Ojulari wins high side - through the outside shoulder of OTs - due to quick first three steps, his ability to bend at his ankles/hips, and because of his ability to attack OTs outside wrists/biceps; he also employs a good rip move, with low leverage, and works to counter moves quickly, including an inside spin move. Ojulari also does a good job slanting inside with a good low center of gravity.
Ojulari’s nimble footwork and ability to rush the passer with his feet and hands working in unison accentuates his athletic gifts. His overall play strength can improve, but he flashed lower leg drive to generate force through adequate OTs at the POA when he kept his hat low. He generally wins with speed, but leave a TE on him at your peril. Ojualri’s ability to adapt and modify his pass rush after every snap to become less predictable is precocious and displays his already advanced processing skills. He’s also uber competitive.
There’s room for improvement as a run defender, but Ojulari shows great motor from the backside, and the ability to set the EDGE consistently against TEs. Ojulari uses his length to keep his chest clean with good pop in his hands against TEs, but questions must be answered about his ability to consistently set the edge against OTs.
Ojulari is a sure tackler with a large tackle radius and good speed into the tackle point. He goes low and aggressive at defenders, ensuring a tackle. He only missed 4.5% of his tackles in 2021.

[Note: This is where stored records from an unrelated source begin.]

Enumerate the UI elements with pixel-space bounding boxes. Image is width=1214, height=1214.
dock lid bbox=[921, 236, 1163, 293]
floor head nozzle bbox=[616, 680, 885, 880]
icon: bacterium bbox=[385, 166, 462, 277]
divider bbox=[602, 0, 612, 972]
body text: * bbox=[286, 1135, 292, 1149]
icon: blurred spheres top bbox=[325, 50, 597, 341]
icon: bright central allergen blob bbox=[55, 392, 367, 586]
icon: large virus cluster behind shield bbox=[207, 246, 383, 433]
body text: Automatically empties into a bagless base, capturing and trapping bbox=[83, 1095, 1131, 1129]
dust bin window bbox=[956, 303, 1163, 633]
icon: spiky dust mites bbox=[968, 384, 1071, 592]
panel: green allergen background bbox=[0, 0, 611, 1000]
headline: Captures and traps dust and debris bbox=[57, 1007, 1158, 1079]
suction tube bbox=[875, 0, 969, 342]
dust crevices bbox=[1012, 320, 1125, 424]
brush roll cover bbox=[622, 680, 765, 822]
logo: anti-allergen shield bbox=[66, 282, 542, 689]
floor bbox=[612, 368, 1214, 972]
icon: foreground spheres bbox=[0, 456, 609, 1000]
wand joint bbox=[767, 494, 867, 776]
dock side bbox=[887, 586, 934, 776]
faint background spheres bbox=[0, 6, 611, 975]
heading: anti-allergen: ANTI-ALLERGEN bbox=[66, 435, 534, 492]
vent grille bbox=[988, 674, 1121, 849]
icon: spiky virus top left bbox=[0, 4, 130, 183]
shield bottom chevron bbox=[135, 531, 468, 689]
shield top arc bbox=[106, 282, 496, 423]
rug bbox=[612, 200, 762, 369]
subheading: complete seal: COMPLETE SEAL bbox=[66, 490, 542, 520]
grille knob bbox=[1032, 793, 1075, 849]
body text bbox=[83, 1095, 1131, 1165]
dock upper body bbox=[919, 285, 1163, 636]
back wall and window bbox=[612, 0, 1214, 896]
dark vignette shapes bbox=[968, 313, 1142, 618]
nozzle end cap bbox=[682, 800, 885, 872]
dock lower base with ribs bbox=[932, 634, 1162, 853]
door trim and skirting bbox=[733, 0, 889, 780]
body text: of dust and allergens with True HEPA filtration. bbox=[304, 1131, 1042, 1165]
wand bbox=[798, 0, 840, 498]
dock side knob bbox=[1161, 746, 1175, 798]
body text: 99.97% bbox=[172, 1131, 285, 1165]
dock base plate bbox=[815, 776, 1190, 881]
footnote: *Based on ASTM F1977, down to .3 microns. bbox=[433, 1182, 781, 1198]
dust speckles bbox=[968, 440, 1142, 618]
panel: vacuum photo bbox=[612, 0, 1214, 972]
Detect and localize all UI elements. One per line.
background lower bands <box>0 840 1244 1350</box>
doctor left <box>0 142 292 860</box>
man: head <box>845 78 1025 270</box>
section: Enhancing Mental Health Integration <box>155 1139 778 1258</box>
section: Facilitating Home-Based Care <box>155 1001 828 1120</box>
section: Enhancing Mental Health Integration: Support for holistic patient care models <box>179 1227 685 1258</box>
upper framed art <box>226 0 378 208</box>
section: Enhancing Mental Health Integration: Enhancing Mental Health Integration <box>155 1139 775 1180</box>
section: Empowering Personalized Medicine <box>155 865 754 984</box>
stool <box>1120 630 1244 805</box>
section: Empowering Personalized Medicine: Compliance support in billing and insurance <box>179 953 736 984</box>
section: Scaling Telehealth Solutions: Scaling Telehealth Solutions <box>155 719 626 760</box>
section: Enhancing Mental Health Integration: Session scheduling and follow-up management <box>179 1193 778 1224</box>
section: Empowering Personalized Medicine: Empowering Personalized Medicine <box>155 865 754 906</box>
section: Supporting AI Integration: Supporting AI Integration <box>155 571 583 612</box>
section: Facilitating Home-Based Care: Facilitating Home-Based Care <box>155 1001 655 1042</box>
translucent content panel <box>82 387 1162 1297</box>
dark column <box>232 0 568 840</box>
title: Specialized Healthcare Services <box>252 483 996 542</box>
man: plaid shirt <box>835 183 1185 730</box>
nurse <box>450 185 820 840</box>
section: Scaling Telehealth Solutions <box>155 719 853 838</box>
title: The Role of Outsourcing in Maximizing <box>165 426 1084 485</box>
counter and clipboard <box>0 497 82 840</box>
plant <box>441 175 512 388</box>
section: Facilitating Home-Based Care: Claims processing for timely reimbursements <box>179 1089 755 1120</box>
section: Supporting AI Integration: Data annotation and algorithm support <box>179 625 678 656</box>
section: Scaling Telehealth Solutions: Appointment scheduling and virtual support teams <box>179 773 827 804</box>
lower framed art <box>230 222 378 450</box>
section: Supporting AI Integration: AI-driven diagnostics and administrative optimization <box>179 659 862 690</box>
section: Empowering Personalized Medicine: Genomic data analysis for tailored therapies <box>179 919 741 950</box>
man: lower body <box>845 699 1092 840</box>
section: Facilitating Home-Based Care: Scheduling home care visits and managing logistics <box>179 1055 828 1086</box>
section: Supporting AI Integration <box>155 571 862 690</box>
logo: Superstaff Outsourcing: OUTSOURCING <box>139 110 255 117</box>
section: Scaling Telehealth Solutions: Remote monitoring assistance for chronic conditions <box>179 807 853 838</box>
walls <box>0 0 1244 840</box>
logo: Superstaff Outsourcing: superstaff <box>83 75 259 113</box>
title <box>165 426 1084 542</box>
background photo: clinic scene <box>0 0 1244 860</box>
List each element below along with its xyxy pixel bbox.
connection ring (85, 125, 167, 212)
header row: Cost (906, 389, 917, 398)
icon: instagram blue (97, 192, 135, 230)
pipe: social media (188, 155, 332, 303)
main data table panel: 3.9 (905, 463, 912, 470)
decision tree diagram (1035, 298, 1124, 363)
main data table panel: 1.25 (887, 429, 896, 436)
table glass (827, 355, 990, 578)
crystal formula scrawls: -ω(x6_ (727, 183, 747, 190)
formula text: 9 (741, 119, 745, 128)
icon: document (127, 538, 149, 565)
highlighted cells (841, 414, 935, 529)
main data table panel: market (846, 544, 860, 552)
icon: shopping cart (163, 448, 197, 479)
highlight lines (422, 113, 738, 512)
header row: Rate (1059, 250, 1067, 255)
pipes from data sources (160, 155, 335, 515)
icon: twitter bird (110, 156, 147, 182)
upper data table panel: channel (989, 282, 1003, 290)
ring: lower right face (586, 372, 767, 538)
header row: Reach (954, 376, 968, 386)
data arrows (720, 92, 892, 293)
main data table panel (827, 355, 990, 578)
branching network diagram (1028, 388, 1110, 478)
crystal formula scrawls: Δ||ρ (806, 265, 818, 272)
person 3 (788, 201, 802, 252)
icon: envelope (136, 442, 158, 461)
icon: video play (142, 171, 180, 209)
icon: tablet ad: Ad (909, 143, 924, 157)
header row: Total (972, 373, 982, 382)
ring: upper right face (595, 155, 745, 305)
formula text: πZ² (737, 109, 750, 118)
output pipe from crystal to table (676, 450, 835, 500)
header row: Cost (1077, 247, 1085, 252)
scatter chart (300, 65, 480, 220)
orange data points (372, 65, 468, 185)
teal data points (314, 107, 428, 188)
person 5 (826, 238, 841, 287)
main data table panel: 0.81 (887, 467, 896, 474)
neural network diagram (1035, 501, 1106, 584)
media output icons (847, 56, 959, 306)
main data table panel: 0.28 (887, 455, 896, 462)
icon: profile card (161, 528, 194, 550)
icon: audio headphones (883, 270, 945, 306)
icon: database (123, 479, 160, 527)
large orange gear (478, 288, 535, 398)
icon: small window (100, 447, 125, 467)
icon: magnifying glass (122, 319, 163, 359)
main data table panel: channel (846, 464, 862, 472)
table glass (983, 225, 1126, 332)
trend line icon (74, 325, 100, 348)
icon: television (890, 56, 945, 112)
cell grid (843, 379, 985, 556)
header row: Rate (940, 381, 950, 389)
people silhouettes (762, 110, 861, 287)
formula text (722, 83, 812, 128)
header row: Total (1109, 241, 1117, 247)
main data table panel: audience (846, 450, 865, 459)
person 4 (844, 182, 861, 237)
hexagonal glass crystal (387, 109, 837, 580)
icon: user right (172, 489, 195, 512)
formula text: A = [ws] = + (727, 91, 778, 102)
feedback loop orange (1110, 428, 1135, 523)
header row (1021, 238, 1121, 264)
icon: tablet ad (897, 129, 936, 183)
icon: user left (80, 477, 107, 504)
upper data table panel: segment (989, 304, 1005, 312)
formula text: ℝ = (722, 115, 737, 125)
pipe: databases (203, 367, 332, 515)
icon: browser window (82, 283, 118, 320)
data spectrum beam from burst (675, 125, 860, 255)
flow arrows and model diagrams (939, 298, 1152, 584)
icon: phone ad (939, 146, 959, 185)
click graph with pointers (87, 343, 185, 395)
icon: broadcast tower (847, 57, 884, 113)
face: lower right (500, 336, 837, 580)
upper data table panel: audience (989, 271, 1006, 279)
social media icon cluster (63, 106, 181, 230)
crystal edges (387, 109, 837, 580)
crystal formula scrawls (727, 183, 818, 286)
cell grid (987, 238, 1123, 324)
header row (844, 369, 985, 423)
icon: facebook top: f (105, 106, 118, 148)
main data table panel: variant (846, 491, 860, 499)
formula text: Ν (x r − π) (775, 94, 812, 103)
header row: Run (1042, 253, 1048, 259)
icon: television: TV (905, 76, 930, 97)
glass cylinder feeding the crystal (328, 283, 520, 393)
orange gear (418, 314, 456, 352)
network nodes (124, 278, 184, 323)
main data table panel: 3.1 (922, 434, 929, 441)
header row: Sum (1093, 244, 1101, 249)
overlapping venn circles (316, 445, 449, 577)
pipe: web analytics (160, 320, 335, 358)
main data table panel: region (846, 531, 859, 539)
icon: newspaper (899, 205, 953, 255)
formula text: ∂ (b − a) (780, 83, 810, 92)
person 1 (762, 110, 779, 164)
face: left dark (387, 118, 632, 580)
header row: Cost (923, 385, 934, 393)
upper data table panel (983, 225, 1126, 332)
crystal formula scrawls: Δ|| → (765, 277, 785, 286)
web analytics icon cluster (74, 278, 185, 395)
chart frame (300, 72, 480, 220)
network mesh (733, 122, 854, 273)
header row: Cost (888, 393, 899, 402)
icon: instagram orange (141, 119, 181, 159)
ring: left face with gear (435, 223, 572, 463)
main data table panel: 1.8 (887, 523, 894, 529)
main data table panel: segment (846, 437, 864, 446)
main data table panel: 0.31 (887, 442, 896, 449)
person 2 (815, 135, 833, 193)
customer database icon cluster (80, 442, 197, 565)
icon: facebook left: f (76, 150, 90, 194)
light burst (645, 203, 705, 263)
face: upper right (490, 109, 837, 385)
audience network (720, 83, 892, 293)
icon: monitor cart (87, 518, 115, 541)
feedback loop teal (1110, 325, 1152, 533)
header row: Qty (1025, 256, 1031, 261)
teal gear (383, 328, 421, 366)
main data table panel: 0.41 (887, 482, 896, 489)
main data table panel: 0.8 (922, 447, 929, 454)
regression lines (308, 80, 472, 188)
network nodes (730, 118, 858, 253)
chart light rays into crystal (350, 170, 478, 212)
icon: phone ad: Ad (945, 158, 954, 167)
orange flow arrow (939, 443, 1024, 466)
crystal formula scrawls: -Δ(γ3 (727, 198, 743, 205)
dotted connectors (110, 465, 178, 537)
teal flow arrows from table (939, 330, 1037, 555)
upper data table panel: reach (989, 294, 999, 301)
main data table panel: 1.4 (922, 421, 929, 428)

Ojulari dropped into coverage only 30 times in 2021. When asked, he looked fluid and athletic in the flat to the boundary. He can execute these assignments solidly, but asking him to carry routes downfield in man coverage against smaller slot receivers might be unfair.
What to improve for 2022?
Ojulari is still a young collegiate player with only two years under his belt. He has to improve his overall strength at the point of attack; I’m not saying he has to pull an Azeez and transform his body from Elite level athlete to Thor, but BJ was out-leveraged and driven off the line of scrimmage in base and lateral blocks far too much for a potential top 10 selection. His ability to anchor in place, play peek-a-boo, and then violently shed while locating a ball carrier leaves some to be desired.
Discipline as a read defender was another thing that was questionable throughout his 2021 film. Ojulari would bite down too much against zone reads and lose containment when his responsibility was to contain. This issue is correctable, but one to note.
Ojulari struggles to maintain his balance and overall positioning against double team blocks, and he too often allows OTs to swivel their hips around, effectively eliminating Ojulari from the play. This is my primary concern with Ojulari. However, this can really improve with Ojulari heading into his junior season. More strength will allow him to execute his gap responsibilities more consistently as a run defender while giving Ojulari more power as a pass rusher.
Ojulari’s power as a rusher is above average against tight ends, but he doesn’t consistently stress the pocket when bull rushing offensive lineman. His speed is unique and a true weapon; but if he could convert that speed to power, he’d be much more dangerous in terms of predictability - something he already is not. Ojulari isn’t quite his brother, but he could realistically take his game beyond the level of Azeez if he adds a consistent power element, and becomes a bit more physical as a run defender.